Astronomy
c.2000 BCE European monuments such as Stonehenge may have been used to calculate eclipses.
c.1800 BCE In ancient Babylon, astronomers produce the first recorded mathematical description of the movement of heavenly bodies.
2nd millennium BCE Babylonian astronomers develop methods for predicting eclipses, but these are based on observations of the Moon, not mathematical cycles.
c.140 BCE Greek astronomer Hipparchus develops a system to predict eclipses using the Saros cycle of movements of the Sun and Moon.
Born in a Greek colony in Asia Minor, Thales of Miletus is often viewed as the founder of Western philosophy, but he was also a key figure in the early development of science. He was recognized in his lifetime for his thinking on mathematics, physics, and astronomy.
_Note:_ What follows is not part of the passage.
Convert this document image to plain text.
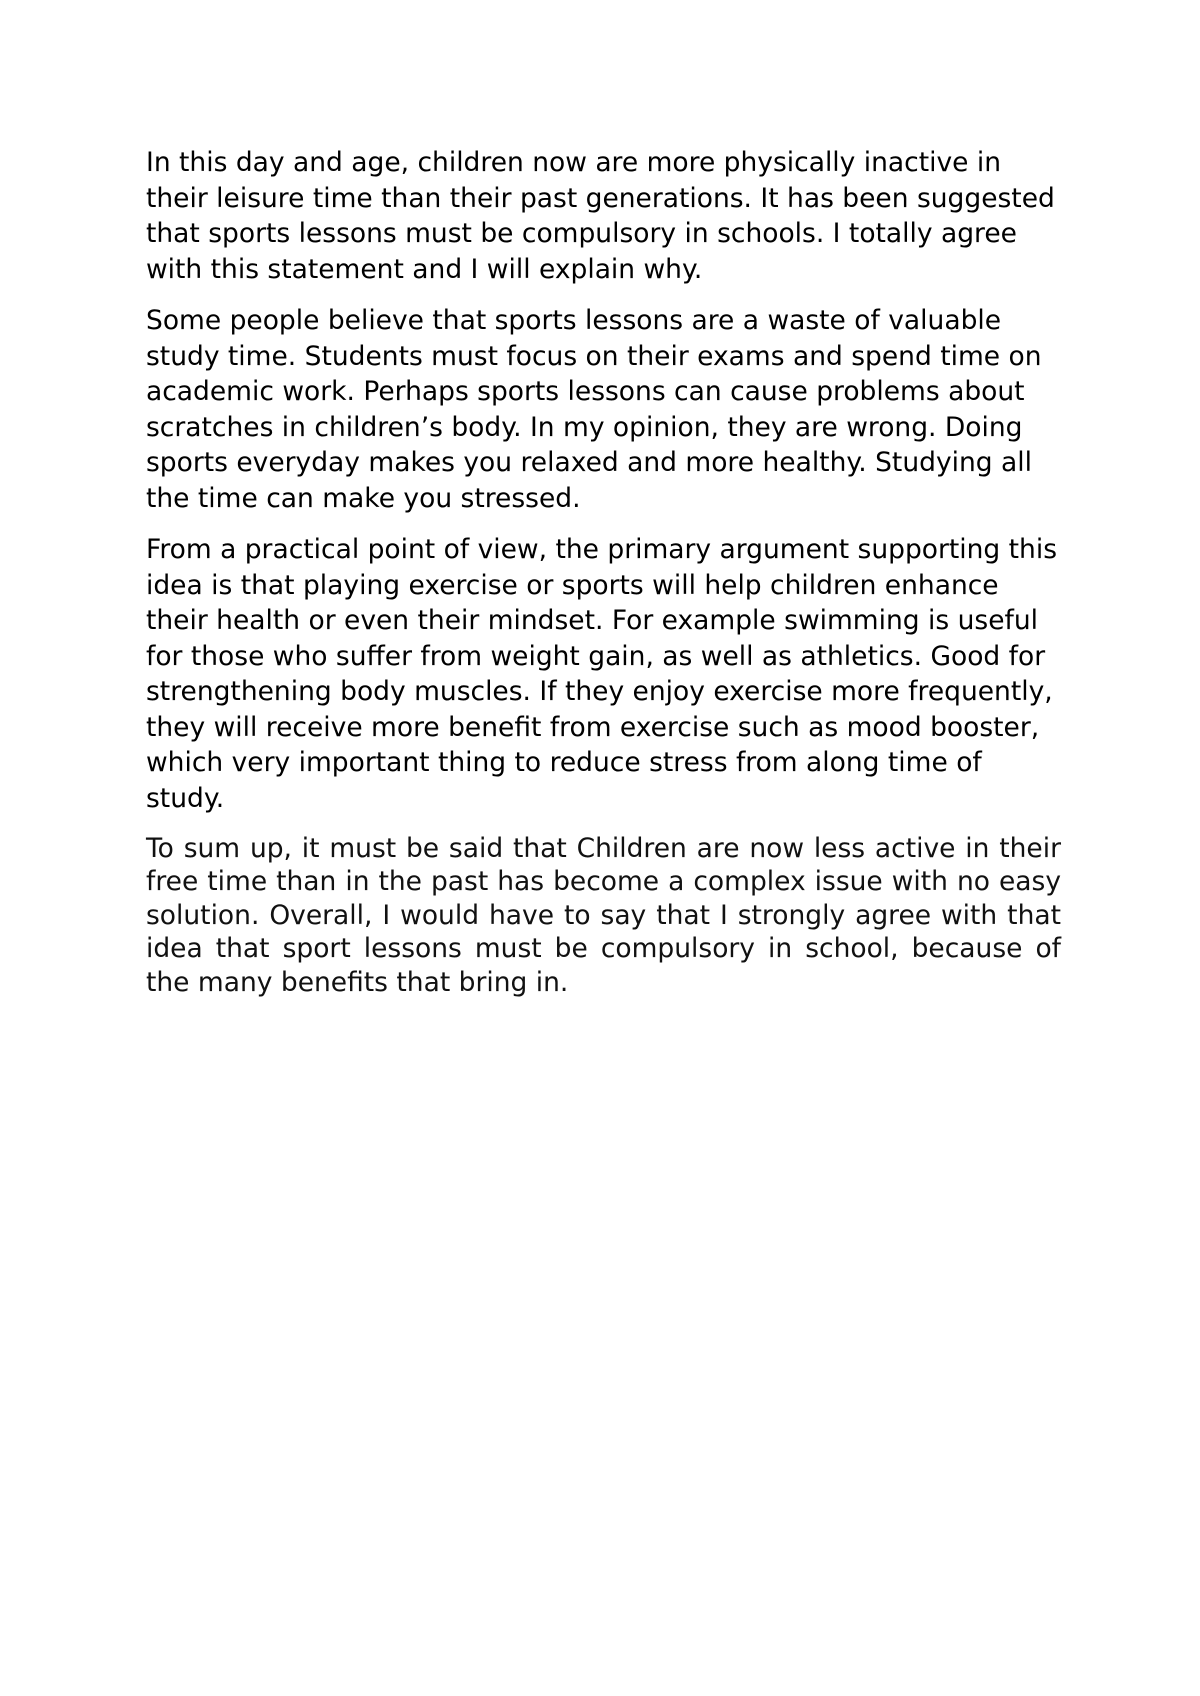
In this day and age, children now are more physically inactive in their leisure time than their past generations. It has been suggested that sports lessons must be compulsory in schools. I totally agree with this statement and I will explain why.

Some people believe that sports lessons are a waste of valuable study time. Students must focus on their exams and spend time on academic work. Perhaps sports lessons can cause problems about scratches in children’s body. In my opinion, they are wrong. Doing sports everyday makes you relaxed and more healthy. Studying all the time can make you stressed.

From a practical point of view, the primary argument supporting this idea is that playing exercise or sports will help children enhance their health or even their mindset. For example swimming is useful for those who suffer from weight gain, as well as athletics. Good for strengthening body muscles. If they enjoy exercise more frequently, they will receive more benefit from exercise such as mood booster, which very important thing to reduce stress from along time of study.

To sum up, it must be said that Children are now less active in their free time than in the past has become a complex issue with no easy solution. Overall, I would have to say that I strongly agree with that idea that sport lessons must be compulsory in school, because of the many benefits that bring in.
Perhaps Thales’s most famous achievement is also his most controversial. According to the Greek historian Herodotus, writing more than a century after the event, Thales is said to have predicted a solar eclipse, now dated to 28 May 585 BCE, which famously brought a battle between the warring Lydians and Medes to a halt.
"…day became night, and this change of the day Thales the Milesian had foretold…"
Herodotus
Thales’s achievement was not to be repeated for several centuries, and historians of science have long argued about how, and even if, he achieved it. Some argue that Herodotus’s account is inaccurate and vague, but Thales’s feat seems to have been widely known and was taken as fact by later writers, who knew to treat Herodotus’s word with caution. Assuming it is true, it is likely that Thales had discovered an 18-year cycle in the movements of the Sun and Moon, known as the Saros cycle, which was used by later Greek astronomers to predict eclipses.
Whatever method Thales used, his prediction had a dramatic effect on the battle at the river Halys, in modern-day Turkey. The eclipse ended not only the battle, but also a 15-year war between the Medes and the Lydians.